Furthermore, as describe in https://github.com/awslabs/kinesis-aggregation/issues/11, specifying your own EHKs can actually cause some unintended and unpleasant side effects if you're using the actual Kinesis Client Library (KCL). If you don't specify an EHK, it will just create one for itself by hashing the PK. You can find the concerning behavior here: https://github.com/awslabs/amazon-kinesis-client/blob/master/src/main/java/com/amazonaws/services/kinesis/clientlibrary/types/UserRecord.java#L243. The fallout is essentially that if any of your PKs or EHKs for your user records inside the aggregated record don't match the shard the aggregated record itself is sent to, the KCL will drop them. So in that sense, not sending an EHK on your behalf seems like a safer bet (in addition to being more in-line with the actual KPL). FWIW, I don't believe the Python deaggregation modules in this project have that issue, but it's worth knowing about.

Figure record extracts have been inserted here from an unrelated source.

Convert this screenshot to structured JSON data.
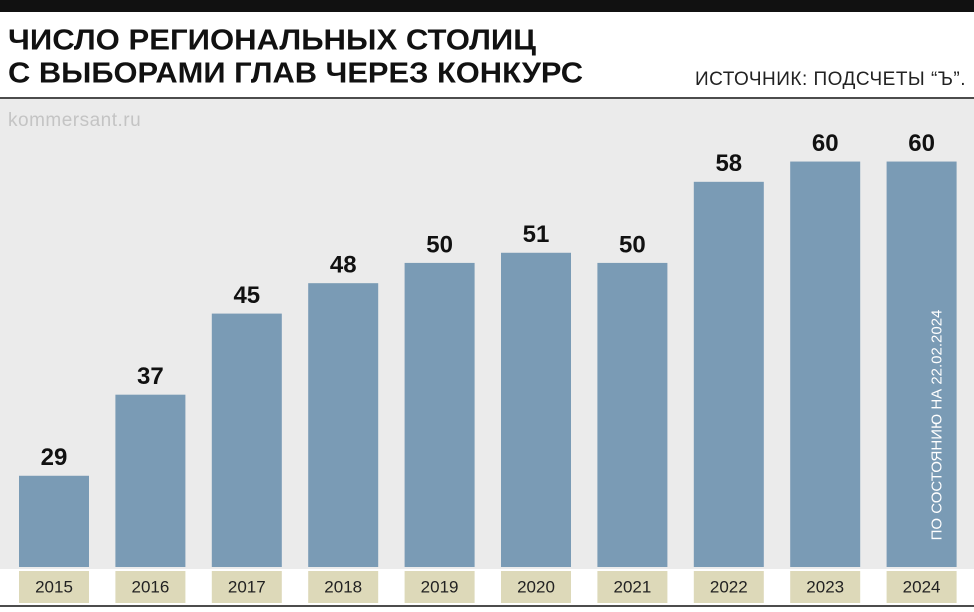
{
  "chart_data": {
    "type": "bar",
    "title": [
      "ЧИСЛО РЕГИОНАЛЬНЫХ СТОЛИЦ",
      "С ВЫБОРАМИ ГЛАВ ЧЕРЕЗ КОНКУРС"
    ],
    "source": "ИСТОЧНИК: ПОДСЧЕТЫ “Ъ”.",
    "watermark": "kommersant.ru",
    "annotation": "ПО СОСТОЯНИЮ НА 22.02.2024",
    "categories": [
      "2015",
      "2016",
      "2017",
      "2018",
      "2019",
      "2020",
      "2021",
      "2022",
      "2023",
      "2024"
    ],
    "values": [
      29,
      37,
      45,
      48,
      50,
      51,
      50,
      58,
      60,
      60
    ],
    "color": "#7a9bb5",
    "category_box_color": "#ddd9b9",
    "ylim": [
      20,
      64
    ],
    "grid": false
  }
}
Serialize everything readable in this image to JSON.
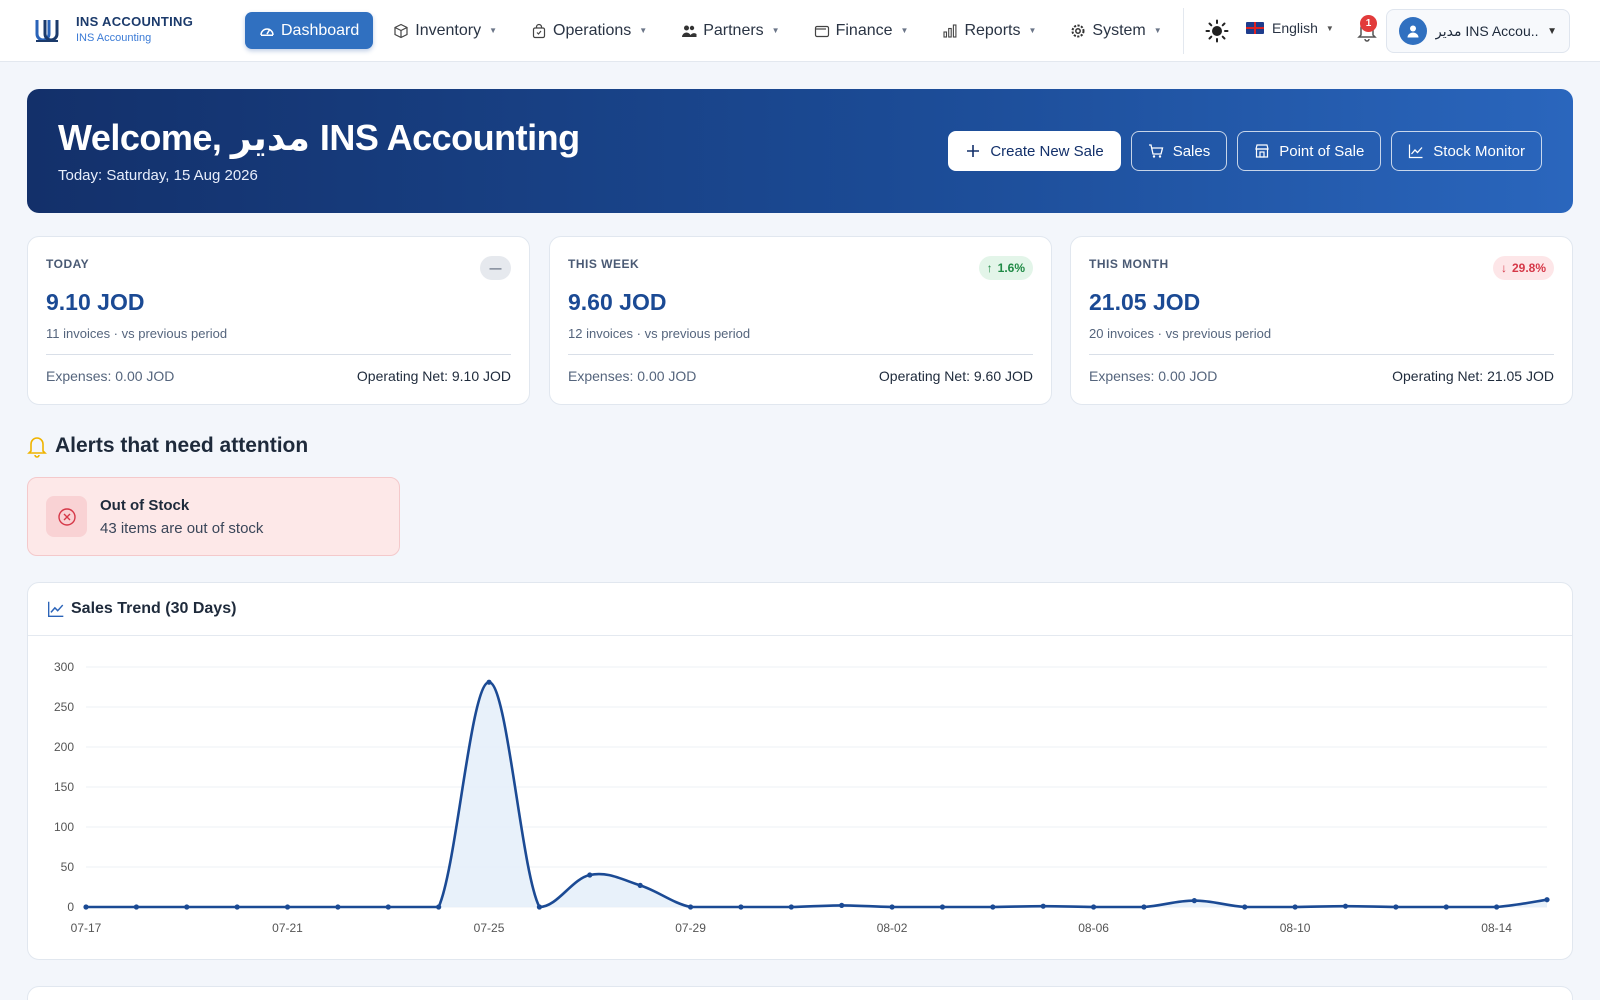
{
  "brand": {
    "title": "INS ACCOUNTING",
    "subtitle": "INS Accounting"
  },
  "nav": {
    "items": [
      {
        "label": "Dashboard",
        "icon": "gauge-icon",
        "active": true
      },
      {
        "label": "Inventory",
        "icon": "box-icon"
      },
      {
        "label": "Operations",
        "icon": "bag-icon"
      },
      {
        "label": "Partners",
        "icon": "users-icon"
      },
      {
        "label": "Finance",
        "icon": "wallet-icon"
      },
      {
        "label": "Reports",
        "icon": "bar-chart-icon"
      },
      {
        "label": "System",
        "icon": "gear-icon"
      }
    ],
    "language": "English",
    "notifications_count": "1",
    "user_name": "مدير INS Accou..."
  },
  "hero": {
    "title": "Welcome, مدير INS Accounting",
    "date": "Today: Saturday, 15 Aug 2026",
    "actions": {
      "create_sale": "Create New Sale",
      "sales": "Sales",
      "pos": "Point of Sale",
      "stock_monitor": "Stock Monitor"
    }
  },
  "kpis": [
    {
      "label": "TODAY",
      "value": "9.10 JOD",
      "sub": "11 invoices · vs previous period",
      "expenses": "Expenses: 0.00 JOD",
      "net": "Operating Net: 9.10 JOD",
      "badge": "—",
      "badge_type": "neutral"
    },
    {
      "label": "THIS WEEK",
      "value": "9.60 JOD",
      "sub": "12 invoices · vs previous period",
      "expenses": "Expenses: 0.00 JOD",
      "net": "Operating Net: 9.60 JOD",
      "badge": "1.6%",
      "badge_type": "up"
    },
    {
      "label": "THIS MONTH",
      "value": "21.05 JOD",
      "sub": "20 invoices · vs previous period",
      "expenses": "Expenses: 0.00 JOD",
      "net": "Operating Net: 21.05 JOD",
      "badge": "29.8%",
      "badge_type": "down"
    }
  ],
  "alerts": {
    "title": "Alerts that need attention",
    "items": [
      {
        "title": "Out of Stock",
        "text": "43 items are out of stock"
      }
    ]
  },
  "colors": {
    "accent": "#3070c0",
    "hero_dark": "#13306a",
    "line": "#1b4a94",
    "area": "#e4eef9",
    "up": "#1f8a45",
    "down": "#d63848"
  },
  "chart": {
    "title": "Sales Trend (30 Days)"
  },
  "chart_data": {
    "type": "area",
    "x": [
      "07-17",
      "07-18",
      "07-19",
      "07-20",
      "07-21",
      "07-22",
      "07-23",
      "07-24",
      "07-25",
      "07-26",
      "07-27",
      "07-28",
      "07-29",
      "07-30",
      "07-31",
      "08-01",
      "08-02",
      "08-03",
      "08-04",
      "08-05",
      "08-06",
      "08-07",
      "08-08",
      "08-09",
      "08-10",
      "08-11",
      "08-12",
      "08-13",
      "08-14",
      "08-15"
    ],
    "values": [
      0,
      0,
      0,
      0,
      0,
      0,
      0,
      0,
      281,
      0,
      40,
      27,
      0,
      0,
      0,
      2,
      0,
      0,
      0,
      1,
      0,
      0,
      8,
      0,
      0,
      1,
      0,
      0,
      0,
      9.1
    ],
    "x_ticks": [
      "07-17",
      "07-21",
      "07-25",
      "07-29",
      "08-02",
      "08-06",
      "08-10",
      "08-14"
    ],
    "y_ticks": [
      0,
      50,
      100,
      150,
      200,
      250,
      300
    ],
    "ylim": [
      0,
      300
    ],
    "grid": true
  }
}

Sorry, that was a lot more text than I thought it was going to be. Anyway, that's the rationale; if you disagree or have other ideas, I'm happy to hear them.

jarrellmark commented 6 years ago

Sounds good, thanks for the explanation, @brentnash.

ghost commented 6 years ago

It's been a few week with no further comments, so I'm going to go ahead and resolve this. Feel free to reopen if there are any further issues.